The Para Badminton World Championships will get underway in Ulsan, Korea, on Wednesday, with the 2017 world champions set to be decided on Sunday.

Players will first engage in a round robin format, before progressing to the elimination rounds.

The squad

Rebecca Bedford (England)

SS6 women’s singles, doubles and mixed doubles

Rachel Choong (England)

SS6 women’s singles, doubles and mixed doubles

Krysten Coombs (England)

SS6 men’s singles and doubles

Paul Doling (England)

SS6 men’s and mixed doubles

David Follett (England)

WH1 men’s singles, WH1-2 men’s and mixed doubles

Antony Forster (England)

SL4 men’s singles, SL3-4 men’s doubles, SL3-SU5 mixed doubles

Bobby Griffin (England)

SL4 men’s singles, SU5 men’s doubles

Sharon Jones-Barnes (England)

WH2 women’s singles, WH1-2 women’s and mixed doubles

Owen Kilburn (England)

WH1 men’s singles, WH1-2 men’s and mixed doubles

Andrew Martin (England)

SS6 men’s singles, doubles and mixed doubles

Gobi Ranganathan (England)

WH2 men’s singles, WH1-2 men’s and mixed doubles

Jack Shephard (England)

SS6 men’s singles and doubles

Mark Waller (England)

SL3 men’s singles and SL3-4 men’s doubles

Fiona Christie (Scotland)

WH2 women’s singles, WH1-2 women’s and mixed doubles

Colin Leslie (Scotland)

SL3 men’s singles, SL3-4 men’s doubles and SL3-SU5 mixed doubles

Deidre Nagle (Scotland)

SS6 women’s singles, doubles and mixed doubles

Alan Oliver (Scotland)

SL3 men’s singles, SL3-4 men’s doubles and SL3-SU5 mixed doubles

Mary Wilson (Scotland)

SL4 women’s singles, SL3-SU5 women’s and mixed doubles

In their words

“The inclusion of badminton at the Tokyo Paralympics gave me direction, there’s something to go for now,” said Coombs, world number one in SS6 singles and doubles.

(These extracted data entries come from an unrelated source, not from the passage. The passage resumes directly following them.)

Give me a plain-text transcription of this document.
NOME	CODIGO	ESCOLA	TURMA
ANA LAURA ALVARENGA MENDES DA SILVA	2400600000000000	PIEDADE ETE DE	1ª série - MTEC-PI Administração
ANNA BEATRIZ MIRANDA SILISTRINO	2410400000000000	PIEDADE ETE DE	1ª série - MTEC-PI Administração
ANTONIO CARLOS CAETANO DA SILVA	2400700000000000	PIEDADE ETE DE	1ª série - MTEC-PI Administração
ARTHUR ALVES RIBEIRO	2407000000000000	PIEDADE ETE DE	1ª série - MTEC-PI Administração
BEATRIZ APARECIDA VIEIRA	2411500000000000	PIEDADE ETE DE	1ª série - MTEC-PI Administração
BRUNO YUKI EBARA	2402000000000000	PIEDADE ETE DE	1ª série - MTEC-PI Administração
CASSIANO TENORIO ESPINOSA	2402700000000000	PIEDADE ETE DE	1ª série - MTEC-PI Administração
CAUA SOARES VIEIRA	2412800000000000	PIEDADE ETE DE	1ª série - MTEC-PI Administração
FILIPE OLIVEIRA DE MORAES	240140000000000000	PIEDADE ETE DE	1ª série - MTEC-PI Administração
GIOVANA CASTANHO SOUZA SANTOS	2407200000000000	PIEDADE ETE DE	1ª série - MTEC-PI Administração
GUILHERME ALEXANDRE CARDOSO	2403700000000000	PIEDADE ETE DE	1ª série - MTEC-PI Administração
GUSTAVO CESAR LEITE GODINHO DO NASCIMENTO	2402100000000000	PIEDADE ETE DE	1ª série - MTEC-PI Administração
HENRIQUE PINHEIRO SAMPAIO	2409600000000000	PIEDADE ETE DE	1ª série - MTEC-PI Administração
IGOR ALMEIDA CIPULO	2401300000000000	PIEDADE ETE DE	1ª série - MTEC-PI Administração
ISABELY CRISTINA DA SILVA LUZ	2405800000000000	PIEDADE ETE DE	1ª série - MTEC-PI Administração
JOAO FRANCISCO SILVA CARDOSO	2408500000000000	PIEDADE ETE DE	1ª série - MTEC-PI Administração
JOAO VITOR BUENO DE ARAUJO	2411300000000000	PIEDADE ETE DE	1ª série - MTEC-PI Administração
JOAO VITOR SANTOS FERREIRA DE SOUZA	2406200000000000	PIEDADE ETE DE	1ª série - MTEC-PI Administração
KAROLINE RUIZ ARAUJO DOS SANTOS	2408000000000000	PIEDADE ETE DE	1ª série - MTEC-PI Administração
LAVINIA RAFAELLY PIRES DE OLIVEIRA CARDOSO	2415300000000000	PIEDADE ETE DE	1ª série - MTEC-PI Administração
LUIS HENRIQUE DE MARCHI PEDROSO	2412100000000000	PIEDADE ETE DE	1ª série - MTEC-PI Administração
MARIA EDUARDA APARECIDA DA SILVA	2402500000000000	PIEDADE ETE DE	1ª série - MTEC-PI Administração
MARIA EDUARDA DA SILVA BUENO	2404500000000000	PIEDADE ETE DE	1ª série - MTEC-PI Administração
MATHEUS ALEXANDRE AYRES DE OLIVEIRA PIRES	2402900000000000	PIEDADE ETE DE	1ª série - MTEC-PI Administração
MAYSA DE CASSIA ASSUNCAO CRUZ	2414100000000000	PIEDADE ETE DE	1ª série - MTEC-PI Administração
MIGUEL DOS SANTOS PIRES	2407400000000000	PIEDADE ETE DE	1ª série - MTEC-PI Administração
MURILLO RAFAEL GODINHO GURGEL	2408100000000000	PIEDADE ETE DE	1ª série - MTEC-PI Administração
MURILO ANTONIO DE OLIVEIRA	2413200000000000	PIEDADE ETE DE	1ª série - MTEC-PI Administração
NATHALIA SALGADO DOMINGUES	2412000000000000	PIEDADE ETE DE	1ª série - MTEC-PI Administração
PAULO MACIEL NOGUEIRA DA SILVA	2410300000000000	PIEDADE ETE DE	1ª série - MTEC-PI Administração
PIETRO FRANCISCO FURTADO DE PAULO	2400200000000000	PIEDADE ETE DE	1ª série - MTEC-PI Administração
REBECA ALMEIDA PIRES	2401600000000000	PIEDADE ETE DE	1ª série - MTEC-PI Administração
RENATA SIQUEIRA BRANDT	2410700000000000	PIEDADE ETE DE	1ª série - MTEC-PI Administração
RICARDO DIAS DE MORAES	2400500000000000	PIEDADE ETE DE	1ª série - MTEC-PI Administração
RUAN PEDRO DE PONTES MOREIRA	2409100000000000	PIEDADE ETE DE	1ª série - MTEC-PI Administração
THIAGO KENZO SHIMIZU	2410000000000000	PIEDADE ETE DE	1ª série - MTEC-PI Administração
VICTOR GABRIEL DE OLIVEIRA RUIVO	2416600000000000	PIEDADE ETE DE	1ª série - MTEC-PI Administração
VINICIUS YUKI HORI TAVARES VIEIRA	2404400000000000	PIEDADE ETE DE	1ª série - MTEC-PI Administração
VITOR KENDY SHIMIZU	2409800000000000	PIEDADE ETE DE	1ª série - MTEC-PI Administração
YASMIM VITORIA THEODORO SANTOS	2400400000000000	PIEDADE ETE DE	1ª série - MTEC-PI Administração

“It’s good being able to go to World and European Championships but to be able to go to the Paralympics is the biggest and most amazing thing you can do.

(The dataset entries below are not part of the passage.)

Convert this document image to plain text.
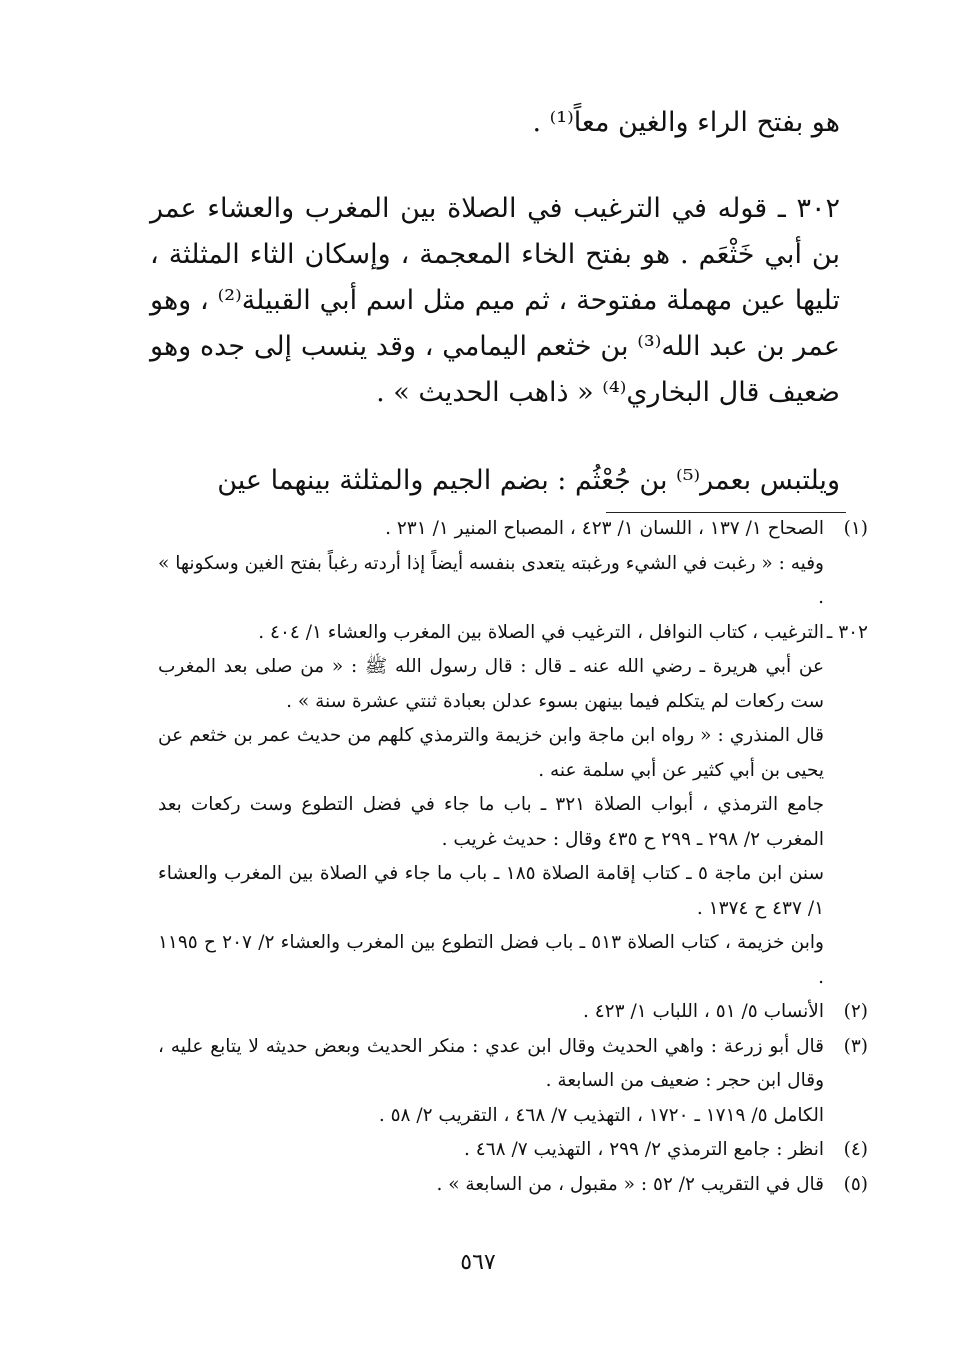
هو بفتح الراء والغين معاً⁽¹⁾ .
٣٠٢ ـ قوله في الترغيب في الصلاة بين المغرب والعشاء عمر بن أبي خَثْعَم . هو بفتح الخاء المعجمة ، وإسكان الثاء المثلثة ، تليها عين مهملة مفتوحة ، ثم ميم مثل اسم أبي القبيلة⁽²⁾ ، وهو عمر بن عبد الله⁽³⁾ بن خثعم اليمامي ، وقد ينسب إلى جده وهو ضعيف قال البخاري⁽⁴⁾ « ذاهب الحديث » .
ويلتبس بعمر⁽⁵⁾ بن جُعْثُم : بضم الجيم والمثلثة بينهما عين
(١)

الصحاح ١/ ١٣٧ ، اللسان ١/ ٤٢٣ ، المصباح المنير ١/ ٢٣١ .

وفيه : « رغبت في الشيء ورغبته يتعدى بنفسه أيضاً إذا أردته رغباً بفتح الغين وسكونها » .

٣٠٢ ـ

الترغيب ، كتاب النوافل ، الترغيب في الصلاة بين المغرب والعشاء ١/ ٤٠٤ .

عن أبي هريرة ـ رضي الله عنه ـ قال : قال رسول الله ﷺ : « من صلى بعد المغرب ست ركعات لم يتكلم فيما بينهن بسوء عدلن بعبادة ثنتي عشرة سنة » .

قال المنذري : « رواه ابن ماجة وابن خزيمة والترمذي كلهم من حديث عمر بن خثعم عن يحيى بن أبي كثير عن أبي سلمة عنه .

جامع الترمذي ، أبواب الصلاة ٣٢١ ـ باب ما جاء في فضل التطوع وست ركعات بعد المغرب ٢/ ٢٩٨ ـ ٢٩٩ ح ٤٣٥ وقال : حديث غريب .

سنن ابن ماجة ٥ ـ كتاب إقامة الصلاة ١٨٥ ـ باب ما جاء في الصلاة بين المغرب والعشاء ١/ ٤٣٧ ح ١٣٧٤ .

وابن خزيمة ، كتاب الصلاة ٥١٣ ـ باب فضل التطوع بين المغرب والعشاء ٢/ ٢٠٧ ح ١١٩٥ .

(٢)

الأنساب ٥/ ٥١ ، اللباب ١/ ٤٢٣ .

(٣)

قال أبو زرعة : واهي الحديث وقال ابن عدي : منكر الحديث وبعض حديثه لا يتابع عليه ، وقال ابن حجر : ضعيف من السابعة .

الكامل ٥/ ١٧١٩ ـ ١٧٢٠ ، التهذيب ٧/ ٤٦٨ ، التقريب ٢/ ٥٨ .

(٤)

انظر : جامع الترمذي ٢/ ٢٩٩ ، التهذيب ٧/ ٤٦٨ .

(٥)

قال في التقريب ٢/ ٥٢ : « مقبول ، من السابعة » .

٥٦٧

“Coming back from Korea with two golds would be awesome, it’s what I’ve wanted this year and it would be perfect to build up to Tokyo. It would be my first world gold in the singles.

“To know that I’m the world champion up until 2019 would be amazing because that will be the next World Championships and it’s when qualifying for the Paralympics will start.”